68P vs 65B
Radiology Specialist (USA) vs Physical Therapy (USA)
Same green uniform, different buildings, same parking lot argument about who actually works harder. The debate predates both MOS codes.
Drop a camera into the 68P's day and you'd see: the field setting aspect — portable X-ray in deployed environments — is something civilian radiographers rarely experience and that gives you a perspective on radiologic technology that is worth something to employers. Pan over to the 65B and the footage looks like a different documentary entirely: you will have soldiers pressuring you to return them to duty faster than you think is clinically appropriate. A recruiter once described both of these as "high-speed." The definition of speed was not specified.
After the Uniform
The part the recruiter skips: what each job actually translates to once you're a civilian — and what it pays.
Salary data from the U.S. Bureau of Labor Statistics Occupational Employment and Wage Statistics program. A guide, not a guarantee.
Recruiter vs. Reality
The pitch versus what people who actually did the job report back.
“You'll operate X-ray and radiographic imaging systems in Army medical facilities, positioning patients and producing diagnostic images that physicians depend on for clinical decisions. Radiologic technologists (RTs) are in consistent shortage nationwide and earn $60-80K. The ARRT certification is the post-service credential — Army radiology experience prepares you well for the ARRT examination, and radiologic technology programs value applicants with existing clinical imaging exposure. Few medical specialist MOS codes have as direct a civilian credentialing pathway as 68P.”
You operate diagnostic imaging equipment — conventional radiography, fluoroscopy, CT scanners, sometimes portable X-ray in field medical settings — and produce diagnostic quality images that radiologists and clinicians interpret to find what's broken, infected, or otherwise wrong. The technical skill requirement is real: positioning knowledge, technique selection, radiation protection, image quality assessment, artifact recognition. You are producing a clinical product under controlled conditions, and the product quality directly affects diagnostic accuracy. Army medical centers have current imaging equipment and sufficient patient volume to develop genuine technical proficiency. The field setting aspect — portable X-ray in deployed environments — is something civilian radiographers rarely experience and that gives you a perspective on radiologic technology that is worth something to employers. ARRT certification (RT(R)) is the civilian credential, and your Army training and experience qualify you for the examination. Civilian radiographers are in consistent demand in hospitals, imaging centers, orthopedic practices, and urgent care networks. The pay is strong for an allied health role that doesn't require a four-year degree. The shift-based nature of hospital radiology creates schedule flexibility that many veterans find valuable.

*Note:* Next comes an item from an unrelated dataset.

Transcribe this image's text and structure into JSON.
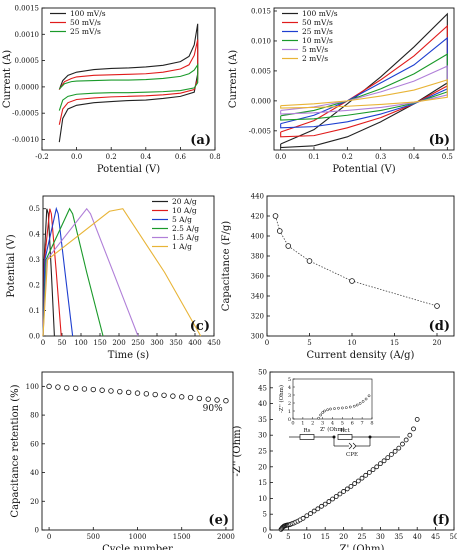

“The Army will pay for your PA school or your clinical residency, put you in uniform as a commissioned officer, and assign you to treat a patient population — infantry soldiers, special operators, and combat veterans — whose injury complexity and motivation to return to duty you will not find in any civilian clinic. AMEDD Officer Basic Course at Fort Sam Houston, then assignments at MTFs where your scope of practice is broader than most civilian PTs ever experience. Board certification in orthopedics or sports PT is fully supported. When you separate, civilian PT practices compete for you.”
Army Physical Therapists have a genuinely unusual dual identity — you are both a licensed clinical PT with a direct patient care mission and a military officer managing a PT section or clinic. The Army gives you the DPT, which is worth approximately $200,000 in civilian market value, in exchange for a service commitment. What they don't explain clearly enough beforehand is that the service member population you're treating has sustained injuries at a rate that would be unusual in civilian outpatient settings, the volume can be intense, and the downstream consequences of undertreating to maintain readiness are ethically complicated. You will have soldiers pressuring you to return them to duty faster than you think is clinically appropriate. The clinical practice itself is excellent — diverse pathologies, high-acuity musculoskeletal cases, and the satisfaction of keeping people physically capable of their job. Post-Army PT salary has grown significantly. The ADCP commitment math works differently for DPT officers than most other branches.